Greta woke me promptly at sunrise.
"Leave me alone," I muttered and rolled onto my side. I hadn't wallowed in a few hundred years, I was out of practice.
Greta nudged me again. "We need to hurry if we want to see the oracle! She only meets with one person a month, and if we're not the first ones in line we're doomed."
I rolled back to glare at her. "You're doomed if you touch me again."
"You can kill me, sure. Then you'll be entirely alone." Greta shrugged and moved around our little camp, packing up her sleep area.

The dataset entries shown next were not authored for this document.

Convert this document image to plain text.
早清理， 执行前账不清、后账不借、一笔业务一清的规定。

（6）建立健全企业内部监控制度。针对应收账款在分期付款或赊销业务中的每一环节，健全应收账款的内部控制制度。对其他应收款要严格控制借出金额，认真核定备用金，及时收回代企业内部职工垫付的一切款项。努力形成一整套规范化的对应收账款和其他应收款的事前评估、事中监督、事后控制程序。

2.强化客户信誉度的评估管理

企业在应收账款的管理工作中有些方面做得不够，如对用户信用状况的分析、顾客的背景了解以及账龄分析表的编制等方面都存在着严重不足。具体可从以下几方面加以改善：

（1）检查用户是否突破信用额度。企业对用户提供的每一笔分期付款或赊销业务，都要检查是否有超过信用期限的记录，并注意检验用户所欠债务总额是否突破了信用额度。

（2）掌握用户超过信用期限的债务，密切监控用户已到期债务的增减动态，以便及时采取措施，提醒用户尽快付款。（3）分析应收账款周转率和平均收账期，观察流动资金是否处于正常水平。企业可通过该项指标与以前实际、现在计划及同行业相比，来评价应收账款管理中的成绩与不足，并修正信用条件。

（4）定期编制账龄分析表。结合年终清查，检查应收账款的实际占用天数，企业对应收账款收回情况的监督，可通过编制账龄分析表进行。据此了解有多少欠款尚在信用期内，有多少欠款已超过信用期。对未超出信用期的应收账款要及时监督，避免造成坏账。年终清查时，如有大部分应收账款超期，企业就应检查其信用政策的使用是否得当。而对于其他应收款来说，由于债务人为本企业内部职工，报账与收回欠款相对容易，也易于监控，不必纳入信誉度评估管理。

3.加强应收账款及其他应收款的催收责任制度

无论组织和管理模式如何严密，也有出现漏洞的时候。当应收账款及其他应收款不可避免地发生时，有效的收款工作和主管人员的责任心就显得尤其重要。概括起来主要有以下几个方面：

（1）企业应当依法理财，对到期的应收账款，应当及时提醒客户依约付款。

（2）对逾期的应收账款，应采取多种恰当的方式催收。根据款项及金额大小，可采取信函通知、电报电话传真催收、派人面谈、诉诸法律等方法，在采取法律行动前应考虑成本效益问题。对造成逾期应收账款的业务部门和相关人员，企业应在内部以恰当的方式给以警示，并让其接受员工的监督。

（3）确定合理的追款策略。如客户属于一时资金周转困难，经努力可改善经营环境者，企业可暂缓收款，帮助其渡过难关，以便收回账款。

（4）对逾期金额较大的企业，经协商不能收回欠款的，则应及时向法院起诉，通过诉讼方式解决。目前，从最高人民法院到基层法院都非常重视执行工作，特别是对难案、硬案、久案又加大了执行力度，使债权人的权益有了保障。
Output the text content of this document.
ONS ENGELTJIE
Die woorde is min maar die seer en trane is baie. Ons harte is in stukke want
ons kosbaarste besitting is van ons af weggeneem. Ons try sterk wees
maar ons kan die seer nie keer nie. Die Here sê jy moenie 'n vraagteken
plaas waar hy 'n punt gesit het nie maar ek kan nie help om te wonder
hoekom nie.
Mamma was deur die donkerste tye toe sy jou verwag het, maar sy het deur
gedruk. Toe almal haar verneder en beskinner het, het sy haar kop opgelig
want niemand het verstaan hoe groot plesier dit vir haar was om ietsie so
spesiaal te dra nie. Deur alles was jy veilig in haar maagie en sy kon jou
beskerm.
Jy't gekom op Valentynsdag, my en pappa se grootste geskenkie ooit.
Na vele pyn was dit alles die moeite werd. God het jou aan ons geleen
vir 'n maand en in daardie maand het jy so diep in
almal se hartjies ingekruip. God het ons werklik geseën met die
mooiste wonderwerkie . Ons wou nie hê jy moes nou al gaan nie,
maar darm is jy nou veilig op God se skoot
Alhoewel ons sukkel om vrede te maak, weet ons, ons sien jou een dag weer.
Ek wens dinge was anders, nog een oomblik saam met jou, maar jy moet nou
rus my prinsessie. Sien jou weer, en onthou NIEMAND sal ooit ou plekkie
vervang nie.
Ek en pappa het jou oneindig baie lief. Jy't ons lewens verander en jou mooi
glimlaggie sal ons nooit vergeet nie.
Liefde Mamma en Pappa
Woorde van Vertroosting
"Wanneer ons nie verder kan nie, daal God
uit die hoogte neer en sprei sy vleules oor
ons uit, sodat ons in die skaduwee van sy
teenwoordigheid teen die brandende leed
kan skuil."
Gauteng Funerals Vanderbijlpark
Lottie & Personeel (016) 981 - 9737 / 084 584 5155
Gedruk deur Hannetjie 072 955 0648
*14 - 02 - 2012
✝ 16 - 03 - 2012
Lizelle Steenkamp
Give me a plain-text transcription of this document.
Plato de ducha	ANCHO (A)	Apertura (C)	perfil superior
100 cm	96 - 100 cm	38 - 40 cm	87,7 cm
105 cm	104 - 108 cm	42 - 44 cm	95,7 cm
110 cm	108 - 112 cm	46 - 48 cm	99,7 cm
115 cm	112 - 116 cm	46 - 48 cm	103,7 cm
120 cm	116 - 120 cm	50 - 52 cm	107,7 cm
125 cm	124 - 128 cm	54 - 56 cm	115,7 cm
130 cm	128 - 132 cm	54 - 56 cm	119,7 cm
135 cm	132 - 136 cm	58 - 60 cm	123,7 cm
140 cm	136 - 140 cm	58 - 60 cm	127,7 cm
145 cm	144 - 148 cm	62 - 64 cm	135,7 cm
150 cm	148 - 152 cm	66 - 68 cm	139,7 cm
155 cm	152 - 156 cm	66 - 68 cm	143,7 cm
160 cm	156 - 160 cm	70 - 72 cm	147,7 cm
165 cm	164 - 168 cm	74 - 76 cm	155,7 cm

I swallowed. "Well that's how I was supposed to do this quest. I took pity on you, that's why you lived this long. You think Seraphina would have lived as long as she did had she been on her own? Please. That whiner wouldn't have lasted a week. Pitiful." Was that sentiment in my voice? Gross.
"We lasted longer because we had each other," Greta corrected. She stood up and slung her bag over her shoulder. "And who's the pitiful one now?"
We hiked to the little village in the Tikit mountains, where the oracle apparently lived. It wasn't difficult to locate the oracle's hut. It was isolated from the rest of the village, but completely surrounded by people.
"We're too late," Greta breathed.
"No you're not, you're just in time!" A little girl exclaimed, rushing up to us. She smiled brightly and took my hand and Greta's. I pulled my hand out of her grip as if I'd been burned. How dare she touch me? Who even was she?
She led us to a pair of cushions on the ground near the hut. "Would you like tea? Cookies?" she chirped.
"No, I'd like to meet the oracle, annoying child," I hissed.
The little girl narrowed her eyes. "I work for the great oracle Delphinium, and she wants everyone to sit here and have a nice tea party before she decides who to speak to, so sit down!"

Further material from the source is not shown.